# Most Frequent Word

Posted: 19 Dec, 2020
Difficulty: Easy

## PROBLEM STATEMENT

#### Note:

``````1. A word is a sequence of one or more lowercase characters.

2. Words are separated by a single whitespace character.
``````
##### Example:
``````For the given string 'A' = “coding ninjas coding ninjas” and 'B' = “data structures and algorithms”, so both the word 'coding' and 'ninjas' are not present in string 'B' and occur two times each, but the word “coding” is lexicographically smaller than the word “ninjas”. So the answer is “coding”.
``````
##### Input format:
``````The first line contains an integer 'T' which denotes the number of test cases.

The first line of each test case contains a string 'A', having lowercase English letters only.

The second line of each test case contains a string 'B', having lowercase English letters only.
``````
##### Output format:
``````For each test case, return the most frequent and lexicographically smallest word in string 'A', which is not present in string B. If no such word exists, return -1.
``````
##### Note:
``````You don't need to print anything, It has already been taken care of.
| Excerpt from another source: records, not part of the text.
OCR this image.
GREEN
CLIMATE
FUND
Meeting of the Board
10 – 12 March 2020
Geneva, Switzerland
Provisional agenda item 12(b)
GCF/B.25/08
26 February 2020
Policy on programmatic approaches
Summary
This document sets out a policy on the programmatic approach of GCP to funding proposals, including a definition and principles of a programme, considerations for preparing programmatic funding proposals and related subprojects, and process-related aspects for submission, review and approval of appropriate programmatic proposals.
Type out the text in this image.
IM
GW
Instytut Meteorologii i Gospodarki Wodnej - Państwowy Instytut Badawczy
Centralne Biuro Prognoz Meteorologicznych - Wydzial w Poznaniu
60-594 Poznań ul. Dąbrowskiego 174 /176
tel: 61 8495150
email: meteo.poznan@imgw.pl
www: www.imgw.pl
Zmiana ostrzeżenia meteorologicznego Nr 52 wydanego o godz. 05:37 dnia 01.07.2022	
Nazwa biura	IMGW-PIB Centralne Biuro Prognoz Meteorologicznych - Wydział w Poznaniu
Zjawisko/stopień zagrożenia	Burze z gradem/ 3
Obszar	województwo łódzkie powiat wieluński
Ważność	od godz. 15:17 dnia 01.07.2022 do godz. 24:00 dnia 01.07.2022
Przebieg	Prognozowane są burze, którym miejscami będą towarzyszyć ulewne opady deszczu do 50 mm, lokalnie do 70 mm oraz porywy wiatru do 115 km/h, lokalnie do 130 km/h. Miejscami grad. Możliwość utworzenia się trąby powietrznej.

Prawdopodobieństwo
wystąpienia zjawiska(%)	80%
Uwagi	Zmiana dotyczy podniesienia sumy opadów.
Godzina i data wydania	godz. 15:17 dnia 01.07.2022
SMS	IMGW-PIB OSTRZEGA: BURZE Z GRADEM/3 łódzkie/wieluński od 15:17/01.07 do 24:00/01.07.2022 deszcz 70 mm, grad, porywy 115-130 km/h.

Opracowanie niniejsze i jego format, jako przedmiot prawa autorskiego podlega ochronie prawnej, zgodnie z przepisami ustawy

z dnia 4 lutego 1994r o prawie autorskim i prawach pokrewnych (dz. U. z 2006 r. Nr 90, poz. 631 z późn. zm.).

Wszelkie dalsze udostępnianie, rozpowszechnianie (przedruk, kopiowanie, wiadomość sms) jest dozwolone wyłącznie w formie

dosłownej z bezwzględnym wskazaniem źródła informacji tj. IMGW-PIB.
Just implement the given function.
``````
##### Constraints:
``````1 <= T <= 10
1 <= |A|, |B| <= 10^5

Where |A|, |B| denotes the length of string 'A' and 'B' respectively.

Time limit: 1 sec
``````
Approach 1

If the string 'A' is empty or both the strings are equal, then we simply return “-1”. We initially initialise an empty string say 'ANS', which is the final string to be returned as the answer and a 'MAX' variable to 0, which will be used to store the occurrence of 'ANS' in the string 'A'.

We initially initialise an empty string say ‘TEMP’ and a ‘COUNT’ variable to 1. Then, we will traverse the input string 'A' from left to right and keep on adding the current character to the ‘TEMP’ string until we encounter a space. As soon as we encounter a space, we check whether the temp string is present in the string 'B' or not. If it is present in the string 'B', then we make the temp string empty again and traverse the remaining part of string 'A'.

If it is not present in the string 'B', then we check for its occurrence in the remaining part of string 'A' and increase the count variable by 1, each time we encounter the ‘TEMP’ string.

If the value of count is greater than the 'MAX' variable, then update the value of 'ANS' as the ‘TEMP’ and make 'MAX' variable equal to count. Else if the value of count is equal to 'MAX' and ‘TEMP’ string is lexicographically smaller than 'ANS', then also update the value of 'ANS' as the 'TEMP'.

Finally, if 'ANS' string is empty, we simply return “-1”, else return the 'ANS' string.